Mr. Trump’s suggestion followed questioning from CNN’s Anderson Cooper about the arrest of the Republican presidential front-runner’s campaign manager, Corey Lewandowski, on charges of battery for grabbing Ms. Fields, an act caught on security-camera footage made public this week. Mr. Trump ventured that his man, who bruised Ms. Fields’ arm, was actually protecting him.
“She had a pen in her hand,” he said, “which Secret Service is not liking because they don’t know what it is, whether it’s a little bomb or…”
Real bombs being serious matters, this statement prompted Mr. Bump to check around for information about very small bombs and to write an interesting blog post, which also covered initiators and blasting caps. His question, basically, came to this: A Pen Bomb?

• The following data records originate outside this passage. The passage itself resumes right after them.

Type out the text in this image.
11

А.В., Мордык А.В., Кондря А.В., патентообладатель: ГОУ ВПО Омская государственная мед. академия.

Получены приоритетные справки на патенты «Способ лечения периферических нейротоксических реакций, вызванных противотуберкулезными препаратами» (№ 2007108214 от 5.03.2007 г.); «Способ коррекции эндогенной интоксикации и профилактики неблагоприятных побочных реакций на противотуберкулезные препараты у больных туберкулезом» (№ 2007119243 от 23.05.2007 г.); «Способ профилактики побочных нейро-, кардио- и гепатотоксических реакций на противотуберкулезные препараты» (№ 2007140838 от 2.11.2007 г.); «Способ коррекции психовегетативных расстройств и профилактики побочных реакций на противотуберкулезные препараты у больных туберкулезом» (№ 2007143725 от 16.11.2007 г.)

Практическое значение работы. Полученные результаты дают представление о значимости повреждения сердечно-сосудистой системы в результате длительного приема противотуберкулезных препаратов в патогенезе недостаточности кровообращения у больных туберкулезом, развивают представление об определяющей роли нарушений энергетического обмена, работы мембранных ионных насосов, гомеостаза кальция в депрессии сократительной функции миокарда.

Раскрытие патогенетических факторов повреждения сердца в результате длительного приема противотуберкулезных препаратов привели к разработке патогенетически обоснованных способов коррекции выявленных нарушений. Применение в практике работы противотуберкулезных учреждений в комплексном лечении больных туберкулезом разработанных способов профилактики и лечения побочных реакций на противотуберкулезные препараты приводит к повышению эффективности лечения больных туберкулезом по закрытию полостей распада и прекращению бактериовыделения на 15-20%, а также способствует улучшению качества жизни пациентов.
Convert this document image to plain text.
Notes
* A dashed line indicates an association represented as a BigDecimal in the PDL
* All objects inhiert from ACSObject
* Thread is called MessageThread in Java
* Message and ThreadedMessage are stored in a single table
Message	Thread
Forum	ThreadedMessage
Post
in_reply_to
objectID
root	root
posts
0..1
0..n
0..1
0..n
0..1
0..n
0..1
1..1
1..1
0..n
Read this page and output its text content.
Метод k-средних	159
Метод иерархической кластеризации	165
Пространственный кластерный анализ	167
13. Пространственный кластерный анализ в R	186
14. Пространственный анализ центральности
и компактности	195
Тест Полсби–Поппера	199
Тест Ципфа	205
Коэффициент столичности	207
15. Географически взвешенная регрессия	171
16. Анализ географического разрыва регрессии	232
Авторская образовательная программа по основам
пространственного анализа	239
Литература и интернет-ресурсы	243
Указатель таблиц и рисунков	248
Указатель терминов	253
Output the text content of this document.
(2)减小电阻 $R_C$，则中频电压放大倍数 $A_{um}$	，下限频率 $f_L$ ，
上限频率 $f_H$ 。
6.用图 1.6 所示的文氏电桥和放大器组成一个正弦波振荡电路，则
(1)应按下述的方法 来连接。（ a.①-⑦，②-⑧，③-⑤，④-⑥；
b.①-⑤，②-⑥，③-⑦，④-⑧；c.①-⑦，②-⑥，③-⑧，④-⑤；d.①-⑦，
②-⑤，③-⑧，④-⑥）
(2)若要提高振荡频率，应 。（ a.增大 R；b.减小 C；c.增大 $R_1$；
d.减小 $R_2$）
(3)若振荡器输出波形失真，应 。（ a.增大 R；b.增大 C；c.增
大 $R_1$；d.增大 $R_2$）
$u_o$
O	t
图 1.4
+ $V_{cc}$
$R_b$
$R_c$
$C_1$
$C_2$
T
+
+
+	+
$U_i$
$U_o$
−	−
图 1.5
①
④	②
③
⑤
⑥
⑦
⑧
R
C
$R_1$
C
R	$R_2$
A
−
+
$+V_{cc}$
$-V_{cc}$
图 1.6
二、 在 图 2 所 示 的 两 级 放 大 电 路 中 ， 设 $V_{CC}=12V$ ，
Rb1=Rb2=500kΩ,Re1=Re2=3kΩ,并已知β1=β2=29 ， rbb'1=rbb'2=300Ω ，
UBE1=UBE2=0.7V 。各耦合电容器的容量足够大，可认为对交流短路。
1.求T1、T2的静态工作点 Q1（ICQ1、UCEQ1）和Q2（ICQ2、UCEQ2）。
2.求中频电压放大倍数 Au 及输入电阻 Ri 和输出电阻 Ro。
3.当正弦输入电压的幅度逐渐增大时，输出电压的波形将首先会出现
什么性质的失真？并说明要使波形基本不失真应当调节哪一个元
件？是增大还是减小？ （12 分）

Perhaps he’ll consider this post a comment. The history of sabotage and assassination devices, and of booby traps, does in fact include a rich assortment of nasty little bombs, many of them concealed within seemingly harmless objects. Technical literature in one of the ordnance archives we use here at The New York Times shows many examples, including of pen bombs. One is below.
Was Michelle Fields carrying any such device? The first answer is: Of course not.
Maybe the better answer can be found in a different section of the same archive.
Behold, then, another foul device: The Horseshit Bomb. (Seems to be a thing.)